At Chester Crown Court on Thursday, September 12, both defendants received a 10-month prison sentence, suspended for 18 months, and each must pay £2,500 compensation to Mr Joliffe for what Judge Robert Trevor-Jones labelled a "mindless, drunken" attack.

Prosecuting, Derek Jones said Mr Joliffe had been to Rosies with his partner and they had an argument in the passageway.

Walker, of Llys Collen, Oakenholt and Rowe, of Vicarage Drive, Bagillt, then walked by.

It was accepted words were exchanged between the three, who had all been drinking, and both Walker and Rowe punched Mr Joliffe to the jaw before leaving the scene.

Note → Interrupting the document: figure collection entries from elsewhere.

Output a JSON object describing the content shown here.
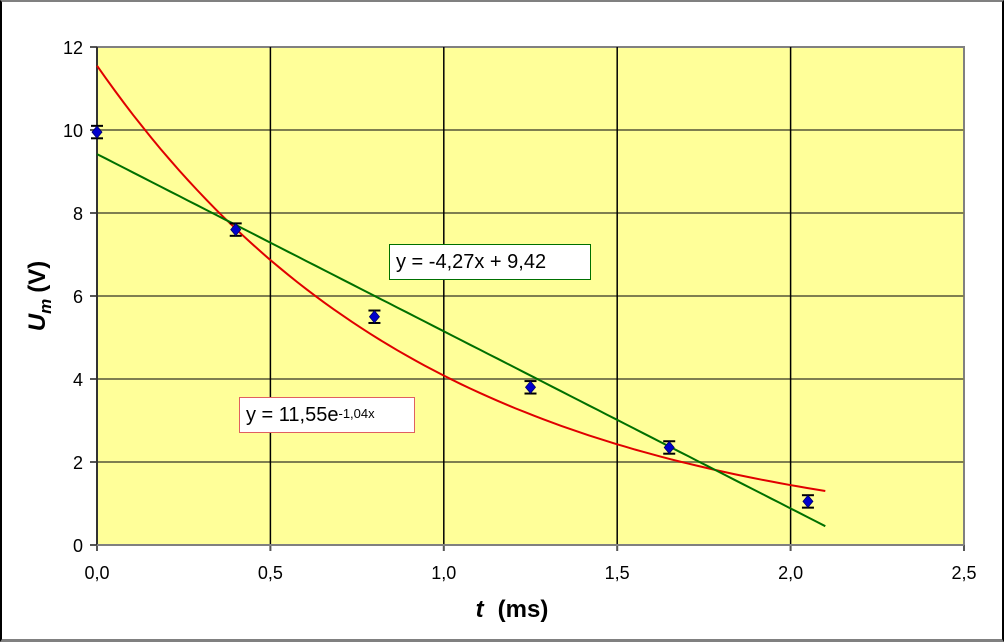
{
  "chart_data": {
    "type": "scatter",
    "title": "",
    "xlabel": "t  (ms)",
    "xlabel_var": "t",
    "xlabel_unit": "(ms)",
    "ylabel": "U_m (V)",
    "ylabel_var": "U",
    "ylabel_sub": "m",
    "ylabel_unit": "(V)",
    "xlim": [
      0,
      2.5
    ],
    "ylim": [
      0,
      12
    ],
    "x_ticks": [
      "0,0",
      "0,5",
      "1,0",
      "1,5",
      "2,0",
      "2,5"
    ],
    "y_ticks": [
      "0",
      "2",
      "4",
      "6",
      "8",
      "10",
      "12"
    ],
    "grid": true,
    "background": "#FFFF99",
    "series": [
      {
        "name": "Measured U_m",
        "kind": "scatter",
        "marker": "diamond",
        "color": "#0000CC",
        "x": [
          0.0,
          0.4,
          0.8,
          1.25,
          1.65,
          2.05
        ],
        "y": [
          9.95,
          7.6,
          5.5,
          3.8,
          2.35,
          1.05
        ],
        "y_error": 0.15
      },
      {
        "name": "Exponential fit",
        "kind": "trendline",
        "color": "#E00000",
        "equation": "y = 11,55e^(-1,04x)",
        "a": 11.55,
        "b": -1.04,
        "x_range": [
          0,
          2.1
        ]
      },
      {
        "name": "Linear fit",
        "kind": "trendline",
        "color": "#007000",
        "equation": "y = -4,27x + 9,42",
        "slope": -4.27,
        "intercept": 9.42,
        "x_range": [
          0,
          2.1
        ]
      }
    ],
    "annotations": [
      {
        "text_main": "y = -4,27x + 9,42",
        "border": "#007000"
      },
      {
        "text_main": "y = 11,55e",
        "text_sup": "-1,04x",
        "border": "#E06060"
      }
    ]
  }
}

It was not until the next morning that Mr Joliffe realised the extent of his injury, that his jaw was broken.

He had to undergo surgery and, in a victim personal statement, said he had been in "agony" after the operation, could not brush his teeth for three weeks and had been off work for six weeks. He had been on pain medication but the side effects of that made him feel drowsy.

About twice a week he would still get a 'crack' sound when chewing, no longer felt comfortable smiling, and felt the cold more.

Walker had no previous convictions and one previous caution, while Rowe was of previous good character.

Peter Barnett, defending Walker, said Walker had initially gone between Mr Joliffe and Rowe to prevent confrontation, but accepted throwing the punch.

Walker worked as a manager for a sign business and had positive references from both work and family.

"He is a young man who has made a foolish error of judgment," Mr Barnett said, asking for any custodial sentence to be suspended.

Sion ap Mihangel, defending Rowe, had what Judge Trevor-Jones called "a plethora of impressive references", had been an apprentice of the year and had helped raise £83,000 for charity.

"There is very much another side to this man's character," Mr ap Mihangel said. "He is not the first young man to consume too much alcohol in Chester."

Rowe had very little recollection of the event, but may have heard derogatory remarks from the complainant before assaulting him.

Judge Trevor-Jones said both men had shown genuine remorse.

He added: "It's another example of mindless drunken violence in the streets."

Mr Joliffe had been suffering "daily debilitating effects".

The custody threshold had been passed but, "after some hesitation", Judge Trevor-Jones agreed to suspend the sentences.

As well as the suspended sentences and compensation, both Walker and Rowe must each complete 200 hours unpaid work.